Reduced expression in preterm birth of sFLT-1 and PlGF with a high sFLT-1/PlGF ratio in extracellular vesicles suggests a potential biomarker.

Abstract

Preterm birth may have a pathological impact on intrauterine development of the fetal brain, resulting in developmental disabilities. In this study, we examine the expression of soluble Fms-like tyrosine kinase 1 (sFLT-1) and placental growth factor (PlGF), which is one of the vascular endothelial growth factors (VEGFs), as these play a key role in angiogenesis; in particular, we examine their effect on the sFLT-1/PlGF ratio in cases of preterm birth as compared to typical pregnancies.
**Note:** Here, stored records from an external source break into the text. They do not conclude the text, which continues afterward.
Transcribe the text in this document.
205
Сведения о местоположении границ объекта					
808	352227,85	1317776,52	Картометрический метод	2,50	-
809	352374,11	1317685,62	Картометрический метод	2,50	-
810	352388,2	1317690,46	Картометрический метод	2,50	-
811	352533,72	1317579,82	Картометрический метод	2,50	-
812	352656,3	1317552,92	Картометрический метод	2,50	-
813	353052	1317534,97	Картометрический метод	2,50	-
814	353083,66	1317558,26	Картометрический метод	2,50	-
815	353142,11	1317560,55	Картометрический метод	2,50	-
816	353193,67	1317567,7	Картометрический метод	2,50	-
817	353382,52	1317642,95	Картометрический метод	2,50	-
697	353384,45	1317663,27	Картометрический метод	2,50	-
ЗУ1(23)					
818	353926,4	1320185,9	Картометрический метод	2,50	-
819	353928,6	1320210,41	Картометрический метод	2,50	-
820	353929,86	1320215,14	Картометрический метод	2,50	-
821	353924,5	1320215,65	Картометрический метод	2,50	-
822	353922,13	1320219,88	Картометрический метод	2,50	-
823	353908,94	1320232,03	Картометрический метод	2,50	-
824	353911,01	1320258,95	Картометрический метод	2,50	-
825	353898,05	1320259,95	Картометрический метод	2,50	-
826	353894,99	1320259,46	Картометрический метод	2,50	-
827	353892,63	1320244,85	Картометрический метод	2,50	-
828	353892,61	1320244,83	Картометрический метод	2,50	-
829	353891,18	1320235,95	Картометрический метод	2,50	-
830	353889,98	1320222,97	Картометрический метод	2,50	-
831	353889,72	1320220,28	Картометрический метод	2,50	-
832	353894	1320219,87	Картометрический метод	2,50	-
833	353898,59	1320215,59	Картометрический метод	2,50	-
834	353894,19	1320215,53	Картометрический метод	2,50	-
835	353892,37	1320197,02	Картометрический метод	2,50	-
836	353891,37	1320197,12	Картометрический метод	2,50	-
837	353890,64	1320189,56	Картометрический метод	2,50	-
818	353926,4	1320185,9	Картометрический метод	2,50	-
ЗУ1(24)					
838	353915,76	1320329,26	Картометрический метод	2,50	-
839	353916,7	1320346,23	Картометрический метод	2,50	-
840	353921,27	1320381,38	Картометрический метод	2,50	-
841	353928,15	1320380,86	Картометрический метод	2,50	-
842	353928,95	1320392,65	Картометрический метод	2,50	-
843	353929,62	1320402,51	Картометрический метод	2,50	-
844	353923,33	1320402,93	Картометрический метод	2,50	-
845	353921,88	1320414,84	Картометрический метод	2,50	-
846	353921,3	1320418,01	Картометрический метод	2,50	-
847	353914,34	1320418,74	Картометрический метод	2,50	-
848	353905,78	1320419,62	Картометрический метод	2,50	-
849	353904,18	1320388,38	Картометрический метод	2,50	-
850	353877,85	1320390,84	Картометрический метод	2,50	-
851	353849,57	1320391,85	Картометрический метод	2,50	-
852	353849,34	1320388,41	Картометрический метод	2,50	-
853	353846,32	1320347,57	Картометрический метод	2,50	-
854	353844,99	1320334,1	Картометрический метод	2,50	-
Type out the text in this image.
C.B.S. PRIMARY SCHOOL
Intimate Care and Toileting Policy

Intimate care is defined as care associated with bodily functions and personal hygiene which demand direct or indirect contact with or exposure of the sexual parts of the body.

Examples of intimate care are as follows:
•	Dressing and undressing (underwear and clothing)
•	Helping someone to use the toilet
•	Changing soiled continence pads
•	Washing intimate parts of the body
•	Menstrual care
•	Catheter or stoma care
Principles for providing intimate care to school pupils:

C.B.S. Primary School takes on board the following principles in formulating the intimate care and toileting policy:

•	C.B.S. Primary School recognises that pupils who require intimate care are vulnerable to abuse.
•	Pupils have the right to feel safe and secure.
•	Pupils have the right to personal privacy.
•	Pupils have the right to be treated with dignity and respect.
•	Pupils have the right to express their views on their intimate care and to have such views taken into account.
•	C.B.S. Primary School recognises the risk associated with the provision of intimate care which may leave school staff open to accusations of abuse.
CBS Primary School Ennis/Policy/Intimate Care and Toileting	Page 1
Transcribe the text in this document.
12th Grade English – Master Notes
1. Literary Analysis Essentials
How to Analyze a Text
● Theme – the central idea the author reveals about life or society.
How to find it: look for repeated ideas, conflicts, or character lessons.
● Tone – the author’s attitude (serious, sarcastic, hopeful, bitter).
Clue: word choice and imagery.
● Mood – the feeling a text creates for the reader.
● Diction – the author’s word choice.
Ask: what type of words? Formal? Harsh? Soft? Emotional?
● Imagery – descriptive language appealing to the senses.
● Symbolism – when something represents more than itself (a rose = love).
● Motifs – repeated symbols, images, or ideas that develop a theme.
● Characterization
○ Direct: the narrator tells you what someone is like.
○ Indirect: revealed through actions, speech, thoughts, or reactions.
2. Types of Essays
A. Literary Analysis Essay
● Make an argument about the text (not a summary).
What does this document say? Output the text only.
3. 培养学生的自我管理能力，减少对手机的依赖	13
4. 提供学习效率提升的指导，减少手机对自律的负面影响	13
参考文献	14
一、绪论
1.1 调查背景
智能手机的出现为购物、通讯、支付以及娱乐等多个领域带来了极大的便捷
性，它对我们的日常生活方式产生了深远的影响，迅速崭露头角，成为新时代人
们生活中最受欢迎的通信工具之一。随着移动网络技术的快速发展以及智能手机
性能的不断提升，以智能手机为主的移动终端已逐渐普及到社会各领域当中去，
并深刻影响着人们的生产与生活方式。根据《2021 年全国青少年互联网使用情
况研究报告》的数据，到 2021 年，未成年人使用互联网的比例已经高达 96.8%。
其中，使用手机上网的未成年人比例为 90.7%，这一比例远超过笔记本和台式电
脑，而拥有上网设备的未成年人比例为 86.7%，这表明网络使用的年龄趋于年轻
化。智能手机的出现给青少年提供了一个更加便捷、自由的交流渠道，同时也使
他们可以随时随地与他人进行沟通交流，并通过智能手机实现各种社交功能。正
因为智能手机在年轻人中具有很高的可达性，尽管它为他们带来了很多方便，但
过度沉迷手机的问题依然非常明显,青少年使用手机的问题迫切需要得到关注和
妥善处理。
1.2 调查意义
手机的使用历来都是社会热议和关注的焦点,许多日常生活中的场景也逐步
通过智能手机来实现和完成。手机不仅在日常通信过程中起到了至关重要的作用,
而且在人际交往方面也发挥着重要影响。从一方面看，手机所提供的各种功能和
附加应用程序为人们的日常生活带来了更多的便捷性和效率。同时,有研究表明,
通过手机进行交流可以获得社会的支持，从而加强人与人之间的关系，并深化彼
Enzyme-linked immunosorbent assay was performed on samples of maternal-derived plasma and extracellular vesicles-exosomes (EVs-EXs) isolated at the third trimester, consisting of 17 samples from cases of preterm birth and 38 control cases. Our results showed that both sFLT-1 (P=0.0014) and PlGF (P=0.0032) were significantly downregulated in cases of preterm birth compared to controls, while the sFLT-1/PIGF ratio was significantly (P=0.0008) increased in EVs-EXs, but not in maternal plasma. Our results suggest that this reduced expression of sFLT-1 and PlGF with an elevated sFLT-1/PlGF ratio in EVs-EXs may represent a potential biomarker for prediction of PTB.